BEIJING—China’s first-quarter retail sales lagged in key coastal economic regions with areas hit by COVID-19 outbreaks showing particular weakness, according to regional data, pointing to further sluggishness in consumption in the second quarter.
China’s two biggest provincial economies—Guangdong province in the south and Jiangsu province near Shanghai—posted retail sales growth of 1.7 percent and 0.5 percent, respectively, from a year earlier, according to recent data from local statistics bureaus, below nationwide retail sales growth of 3.3 percent.
Retail sales in Shanghai, China’s most populous city, dropped 3.8 percent as the metropolis battled its most serious COVID-19 outbreak. Cases of the Omicron variant have been reported in the financial powerhouse since March, and the impact is widely expected to be particularly severe in the second quarter after a prolonged city-wide lockdown followed in April.
In Tianjin, a major port city near Beijing that was hit by an Omicron outbreak in the first quarter, retail sales contracted 3.9 percent.
The worst COVID-19 outbreaks since 2020 and tough restrictions on activity and mobility weighed on already weak consumer sentiment in the first quarter, hammering contact-intensive service sectors such as transportation, accommodation, and catering.
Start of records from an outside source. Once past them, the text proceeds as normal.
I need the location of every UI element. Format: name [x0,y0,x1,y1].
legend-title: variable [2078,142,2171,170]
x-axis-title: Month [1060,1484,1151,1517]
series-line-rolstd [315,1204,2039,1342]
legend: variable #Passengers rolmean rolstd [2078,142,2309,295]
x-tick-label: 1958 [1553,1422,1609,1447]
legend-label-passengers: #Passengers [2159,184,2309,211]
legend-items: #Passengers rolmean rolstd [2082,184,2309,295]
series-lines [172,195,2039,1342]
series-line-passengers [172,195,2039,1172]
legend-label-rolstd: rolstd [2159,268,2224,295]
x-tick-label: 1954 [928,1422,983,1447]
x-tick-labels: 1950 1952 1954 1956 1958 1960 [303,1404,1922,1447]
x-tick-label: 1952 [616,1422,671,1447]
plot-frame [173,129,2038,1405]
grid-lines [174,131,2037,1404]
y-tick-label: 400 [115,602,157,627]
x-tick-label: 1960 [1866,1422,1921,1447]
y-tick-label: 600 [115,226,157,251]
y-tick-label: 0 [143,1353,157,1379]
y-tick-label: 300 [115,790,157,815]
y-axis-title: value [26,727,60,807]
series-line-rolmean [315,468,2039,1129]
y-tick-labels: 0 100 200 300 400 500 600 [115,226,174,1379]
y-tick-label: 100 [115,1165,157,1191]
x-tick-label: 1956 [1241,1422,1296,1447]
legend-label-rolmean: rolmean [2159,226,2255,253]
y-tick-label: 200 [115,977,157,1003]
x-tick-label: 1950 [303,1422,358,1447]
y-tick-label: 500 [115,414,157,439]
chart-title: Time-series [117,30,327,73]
This weakness was reflected in China’s first-quarter gross domestic product, which grew only 4.8 percent compared with the Chinese regime’s full-year growth target of around 5.5 percent. The economy was also hurt by slowing trade, a property downturn, and uncertainties over global supply chains during the Russia-Ukraine war.
“The pace of household spending growth softened in the first quarter and is likely to have weakened further at the start of the second quarter as virus controls were tightened,” Capital Economics wrote in a note on Tuesday.
“But a reasonable recovery is still on the cards, as long as new outbreaks are contained, given how depressed activity has been in many areas.”